The pentapeptide of Example 1 was prepared using methyl-benzhydrylamine resin. The protected pentapeptide was separated from the resin using hydrogen fluoride to obtain the amino-substituted derivative shown below. [Reference Example 8] In this reference example, the method of Example 1 was used except that an equivalent amount of N-methyl-L-arginine was used instead of the protected L-arginine, and the N of the basic pentapeptide of Example 1 was -Methyl-substituted derivatives were synthesized. A peptide of the following formula was obtained. [Reference Example 9] The same metal amine polypeptide obtained in Reference Example 8 was synthesized in the same manner as described in Reference Example 4 using benzylhydrylamine resin as a solid resin. The obtained pentapeptide having a protecting group and directed to the resin was separated from the resin with hydrogen fluoride, and all protecting groups were removed to obtain an amide polypeptide of the following formula. [Reference Example 11] The following esterified polypeptide was synthesized according to the method of Example 5, except that an equivalent amount of N-methyl-L-arginine was used in place of the protected L-arginine. The polypeptide derivative obtained in Reference Example 5-23 retains the same biochemical activity as described in the main text of the present specification for the basic amino acid structural unit. As mentioned above, the present invention provides novel polypeptides, which can induce the differentiation of complement receptor (CR ⁺ ) T lymphocytes rather than B lymphocytes, and are therefore useful in many cases. Effective in the therapeutic field. Further provided by the present invention are derivatives of the above pentapeptides, novel intermediate polypeptides, methods for producing the peptides, therapeutic compositions and uses of the compositions. Although the invention has been described with respect to certain preferred embodiments, it is of course not limited to these embodiments.

Claims (1)

[Claims] 1. L-tyrosine whose amino and hydroxyl groups are protected is esterified and bonded to a water-insoluble polymer resin through a covalent bond, and the α-amino protecting group is removed from the L-tyrosine moiety to form α. - React with amino-protected L-valine to bond L-valine to L-tyrosine-resin, remove the α-amino protecting group from the L-valine moiety, and react with α-amino-protected L-aspartic acid. to convert L-aspartic acid to L-valine-L.

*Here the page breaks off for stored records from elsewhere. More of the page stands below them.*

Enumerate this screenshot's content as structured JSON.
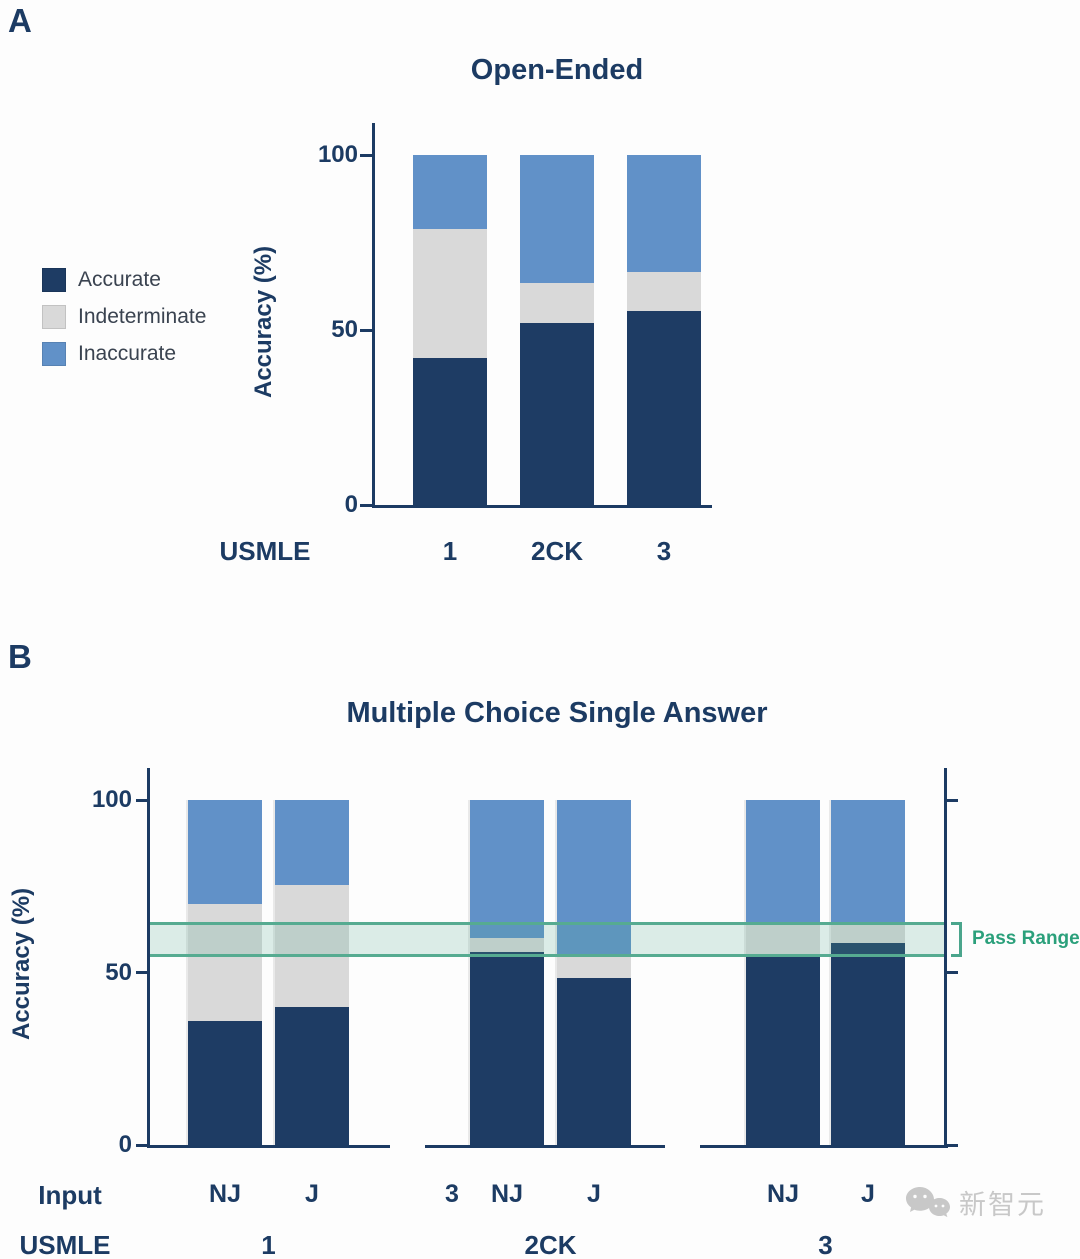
{
  "panelA": {
    "letter": "A"
  },
  "panelB": {
    "letter": "B",
    "input_caption": "Input",
    "stray_label": "3"
  },
  "watermark": {
    "text": "新智元",
    "icon": "chat-bubbles-icon"
  },
  "colors": {
    "navy_text": "#1c3b63",
    "accurate": "#1e3c64",
    "indeterminate": "#d9d9d9",
    "inaccurate": "#6191c8",
    "pass_band": "#56ab91",
    "pass_label": "#2ba07b",
    "watermark": "#c8c8c8"
  },
  "chart_data": [
    {
      "type": "bar",
      "stacked": true,
      "title": "Open-Ended",
      "xlabel": "USMLE",
      "ylabel": "Accuracy (%)",
      "ylim": [
        0,
        100
      ],
      "yticks": [
        0,
        50,
        100
      ],
      "grid": false,
      "legend_position": "left",
      "categories": [
        "1",
        "2CK",
        "3"
      ],
      "series": [
        {
          "name": "Accurate",
          "color": "#1e3c64",
          "values": [
            42,
            52,
            55.5
          ]
        },
        {
          "name": "Indeterminate",
          "color": "#d9d9d9",
          "values": [
            37,
            11.5,
            11
          ]
        },
        {
          "name": "Inaccurate",
          "color": "#6191c8",
          "values": [
            21,
            36.5,
            33.5
          ]
        }
      ]
    },
    {
      "type": "bar",
      "stacked": true,
      "title": "Multiple Choice Single Answer",
      "xlabel": "USMLE",
      "ylabel": "Accuracy (%)",
      "ylim": [
        0,
        100
      ],
      "yticks": [
        0,
        50,
        100
      ],
      "grid": false,
      "groups": [
        "1",
        "2CK",
        "3"
      ],
      "bar_inputs": [
        "NJ",
        "J",
        "NJ",
        "J",
        "NJ",
        "J"
      ],
      "series": [
        {
          "name": "Accurate",
          "color": "#1e3c64",
          "values": [
            36,
            40,
            56,
            48.5,
            55,
            58.5
          ]
        },
        {
          "name": "Indeterminate",
          "color": "#d9d9d9",
          "values": [
            34,
            35.5,
            4,
            6.5,
            9,
            6
          ]
        },
        {
          "name": "Inaccurate",
          "color": "#6191c8",
          "values": [
            30,
            24.5,
            40,
            45,
            36,
            35.5
          ]
        }
      ],
      "pass_range": {
        "label": "Pass Range",
        "low": 54.5,
        "high": 64.5
      }
    }
  ]
}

-tyrosine-resin, remove the α-amino protecting group from the L-aspartic acid moiety, and react with α-amino protected L-lysine to convert L-lysine into L-aspartic acid-L-valine-tyrosine-resin. and remove the α-amino protecting group from the L-lysine moiety to form the α-amino protected L-arginine into L-lysine-L-L-aspartic acid-L-valine-L-
A peptide intermediate bound to a tyrosine resin and having the formula: In the above formula, R ₁ , R ₂ , R ₃ , R ₄ and R ₅ form a peptide intermediate which is a protecting group supported on an amino acid, and all the protecting groups are removed from the peptide intermediate and the polymer is After removing from the resin, the following formula is obtained: A production method characterized by producing a pentapeptide represented by: 2. The method according to claim 1, characterized in that the reactive side chains of the reactive amino acids are protected during the reaction period. 3 Claims characterized in that R ₁ is tosyl, R ₂ is benzineoxycarbonyl, R ₃ is benzyl, R ₄ is 0-2,6-dichlorobenzyl, and R ₅ is t-amyloxycarbonyl. The method described in Section 2. 4. Claim 1, wherein the polymeric resin is a resin selected from the group consisting of cellulose, polyvinyl alcohol, polymethacrylate, sulfonated polystyrene, and a chloromethyl copolymer of styrene and divinylbenzene. Method described.